“lured men to destruction.”

Have you ever noticed the effect of the expression, “They say?” If we say “Tom,” or “Dick,” or “Harry,” says “so and so,” “Tom” is no better authority than “Dick,” nor are both together much better than “Harry.” But if we say, indefinitely, “They say” “so and so,” there is a mysterious potency in the unknown quantity which leads, if not to universal belief, at least to universal transmission.

“Yes, it is an interesting spot. They say that a princess is buried here who was laid under a potent spell by a mighty wizard, long, long ago,” etc.; or “They tell of a beauteous maiden who sat on this rock, in the far past, and sang, and thus lured men to destruction,” etc.

He or she is always swallowed up by the mists of obscurity—oh, ye mists of obscurity, ye have much to answer for!

We do not care to dispute with “They” his superior information—even if we could find him; for he seems to reside permanently in the aforesaid mists himself; only issuing forth, like a valiant knight, to rescue the fair maidens—Fact, or Fiction—from the jaws of the dragon Oblivion! What he is, we leave to the learned, who could no doubt dispose of him suitably in connection with the highly convenient solar myths, as a Potent Rescuing Power! As for us, we meddle not with the mists: we rather like the delicious glow of their luminous dimness, which glorifies the past if it clouds it; and which softens off the hardness of our prosaic modern life, as a summer haze our English landscape.
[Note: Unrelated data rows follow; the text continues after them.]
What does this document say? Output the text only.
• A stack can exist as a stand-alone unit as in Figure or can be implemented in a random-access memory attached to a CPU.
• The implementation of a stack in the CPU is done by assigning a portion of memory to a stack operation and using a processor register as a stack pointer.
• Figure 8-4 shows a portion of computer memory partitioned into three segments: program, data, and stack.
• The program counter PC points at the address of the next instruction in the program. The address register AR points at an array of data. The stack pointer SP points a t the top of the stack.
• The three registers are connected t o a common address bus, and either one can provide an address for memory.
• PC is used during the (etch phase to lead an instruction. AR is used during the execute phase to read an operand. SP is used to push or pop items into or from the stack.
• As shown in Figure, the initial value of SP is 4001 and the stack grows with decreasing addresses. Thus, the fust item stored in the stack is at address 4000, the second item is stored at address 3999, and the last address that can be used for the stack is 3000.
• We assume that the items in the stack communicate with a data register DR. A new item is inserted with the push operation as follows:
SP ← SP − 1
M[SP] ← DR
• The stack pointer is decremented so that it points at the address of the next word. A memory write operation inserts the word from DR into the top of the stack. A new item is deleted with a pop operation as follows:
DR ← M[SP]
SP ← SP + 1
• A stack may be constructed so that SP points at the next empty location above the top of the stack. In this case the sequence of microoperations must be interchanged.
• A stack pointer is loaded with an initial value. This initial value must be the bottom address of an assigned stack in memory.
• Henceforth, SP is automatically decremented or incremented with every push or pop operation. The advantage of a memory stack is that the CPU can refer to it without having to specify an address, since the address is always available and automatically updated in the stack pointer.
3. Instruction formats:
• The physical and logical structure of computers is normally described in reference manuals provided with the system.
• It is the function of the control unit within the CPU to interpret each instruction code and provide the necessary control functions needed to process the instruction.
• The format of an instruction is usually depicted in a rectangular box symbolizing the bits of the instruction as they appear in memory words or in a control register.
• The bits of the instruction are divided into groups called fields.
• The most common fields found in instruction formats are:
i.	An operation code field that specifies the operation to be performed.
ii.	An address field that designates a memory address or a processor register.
We are delighted to get hold of an ancient legend, whether of headless horseman or housekeeper, pixie or wizard. Even in that “happy hunting ground” of the Modern Spirit, the United States of America, the old legends linger still, if but faintly. The soil of a new country does not grow sentiment of this sort readily, but the plant is indigenous to the human heart; and its fair flowers have been gathered and wreathed around their pages by many an essayist and poet. We cannot do without the element of mystery in our life, however we may represent it. It is part of the spirit within us, and we find it in everything around us. It is the veil of “Isis” which science, her worshipper, is ever trying to lift, but cannot. The muse of Inspiration pours forth her melodious voice, like the nightingale, in the darkness and the shady covert. We listen to her song with entranced ears; a few whose spirits are “finely touched,” try to repeat it; but who has ever seen her; the soul that animates, the spirit that inspires! Our life itself is a mystery—the Past and Future—are they not the wings of the Spirit of Time which are brooding over our Present? When they are lifted—when the mighty pinions are outspread for flight—then the shadows will flee for ever, for the great Daybreak of Eternity will have begun!

science lifting the veil of isis.

Without the spirit of mystery, the mother of enquiry—of romance, the days of pilgrimage would be ended. If it is a mere matter of rest, and of oiling the wheels of the machine for a fresh grind, Mudport-on-Sea will do well enough; but Mudport-on-Sea can never satisfy the hunger of the curious soul for the beautiful; the marvellous; all that is in itself lovely, or that has lived in the past, and caught a brighter glow from its rainbow reflections. One spot of ground may content the naturalist, or the Buddhist sage, for one can find a world of wondrous thought in the smallest leaf—a microcosm in a dew-drop; and the other can send his soul off on aerial pilgrimages, though his body may be in chains! But we are not all either natural or transcendental philosophers; our appetite requires not one leaf, but many, for our powers of assimilation are not great enough to draw spiritual sustenance from one alone; and so, like the caterpillar, when we have finished our leaf, we crawl to another.